Elected Officials from Southern Coastal States call on Europe to Protect Forests
Following the Devastation of Hurricane Matthew to Southern Coastal Communities, Group Calls for an End To Burning Forests for Fuel and Increased Protection for Wetlands on the International Day of Natural Disaster Reduction
Asheville, NC – Today, local elected officials spanning political parties and several Southeastern states sent a letter to European leaders asking them to promptly reform bioenergy policies that incentivize the destruction and logging of forests. In accordance with the UN-recognized International Day of Natural Disaster Reduction, local elected officials from Virginia to Florida took their local leadership to an international level. Representing over one million Southerners, the public officials want to enhance their communities’ resilience to extreme weather conditions brought on by climate change by communicating directly with European officials who are impacting their ability to do so.
This letter follows on the heels of Hurricane Matthew which claimed the lives of nineteen people in North Carolina and caused billions of dollars in damages that will take years to recover from. In the past 60 years, the Southern US has lost 33 million acres of natural forests including over 75% of our forested wetlands, which provide protection from flooding and storm surge when left standing. Leading economists estimate the protection coastal wetland forests provide communities from extreme weather at over $24 Billion dollars.

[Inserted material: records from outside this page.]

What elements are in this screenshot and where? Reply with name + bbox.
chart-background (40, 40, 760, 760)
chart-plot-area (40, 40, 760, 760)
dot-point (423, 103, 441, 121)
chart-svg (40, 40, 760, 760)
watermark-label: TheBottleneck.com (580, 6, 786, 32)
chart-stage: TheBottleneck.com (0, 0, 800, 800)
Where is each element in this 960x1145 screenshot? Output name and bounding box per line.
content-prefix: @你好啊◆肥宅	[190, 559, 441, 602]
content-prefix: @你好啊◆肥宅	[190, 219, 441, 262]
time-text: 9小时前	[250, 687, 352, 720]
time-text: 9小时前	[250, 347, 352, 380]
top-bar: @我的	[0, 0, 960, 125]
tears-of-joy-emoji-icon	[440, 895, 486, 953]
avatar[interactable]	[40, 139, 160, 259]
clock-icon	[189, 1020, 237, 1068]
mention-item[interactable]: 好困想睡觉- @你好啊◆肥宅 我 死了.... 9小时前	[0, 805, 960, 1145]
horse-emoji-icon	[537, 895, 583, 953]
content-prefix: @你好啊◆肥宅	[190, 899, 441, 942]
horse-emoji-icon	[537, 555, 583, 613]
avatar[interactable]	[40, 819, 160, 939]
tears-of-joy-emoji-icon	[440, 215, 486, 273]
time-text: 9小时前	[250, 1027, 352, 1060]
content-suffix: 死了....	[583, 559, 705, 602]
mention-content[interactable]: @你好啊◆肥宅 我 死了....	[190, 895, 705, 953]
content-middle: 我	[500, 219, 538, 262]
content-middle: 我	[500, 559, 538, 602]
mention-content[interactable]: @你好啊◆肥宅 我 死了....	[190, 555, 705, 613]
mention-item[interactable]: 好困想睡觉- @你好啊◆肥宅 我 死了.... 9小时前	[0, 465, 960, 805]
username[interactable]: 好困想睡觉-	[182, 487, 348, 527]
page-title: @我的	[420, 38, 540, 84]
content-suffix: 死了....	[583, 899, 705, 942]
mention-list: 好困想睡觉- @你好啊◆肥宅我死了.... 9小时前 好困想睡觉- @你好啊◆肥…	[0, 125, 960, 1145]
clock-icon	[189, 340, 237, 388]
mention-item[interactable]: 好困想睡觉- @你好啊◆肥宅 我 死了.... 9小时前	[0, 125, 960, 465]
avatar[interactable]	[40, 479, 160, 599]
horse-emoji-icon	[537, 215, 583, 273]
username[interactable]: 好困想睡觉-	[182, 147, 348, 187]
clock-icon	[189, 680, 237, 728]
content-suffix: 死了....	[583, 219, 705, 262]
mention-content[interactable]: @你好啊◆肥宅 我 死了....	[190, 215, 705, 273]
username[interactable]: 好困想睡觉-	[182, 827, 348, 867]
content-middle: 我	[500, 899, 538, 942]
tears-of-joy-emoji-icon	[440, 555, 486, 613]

“Forests are one of our best defenses against natural disasters. Whether it’s flooding, landslides, storm surges, droughts, or hurricanes, forests play a vital role in the protection of lives and livelihoods,” said James Holmes, County Commissioner from Chatham County, Georgia. “No matter what type of storm threatens our local communities, allowing natural forests to remain intact is a cost-effective investment and helps save the lives of our citizens.”
Since the European Union’s original bioenergy policy was created in 2010, tens of millions of tons of wood pellets have been exported from Southern forests to fuel European Union ‘renewable’ energy quotas. Many of the forests lost have been from bottomland hardwood forests which are not only precious environmental habitat but also provide critical flood protection to our coastal communities.
“As it stands, the European Union’s bioenergy policy and its associated subsidies are driving an unsustainable expansion of wood pellet manufacturing facilities in our region. These policies, though originally well-intentioned, incentivize industrial logging and degradation of our native southeastern forests, including coastal wetland forests.” said Philip Stoddard from South Miami, Florida.
The EU Commission is currently determining the future of its bioenergy policy and plans to release a new policy in late 2016 which is what stimulated these officials to act. According to the letter, the local elected officials came together for the protection of forests from bioenergy to “ensure our economic prosperity, to protect our health and children, and to ensure our security and safety.”
Daniel Dietch, Mayor of Surfside Florida, summarized their concerns, “I understand the role that forests play in reducing vulnerability to natural disasters and I also understand that one of the best ways to protect the communities we represent is by supporting the conservation of our standing forests and improving management practices in our working forests.”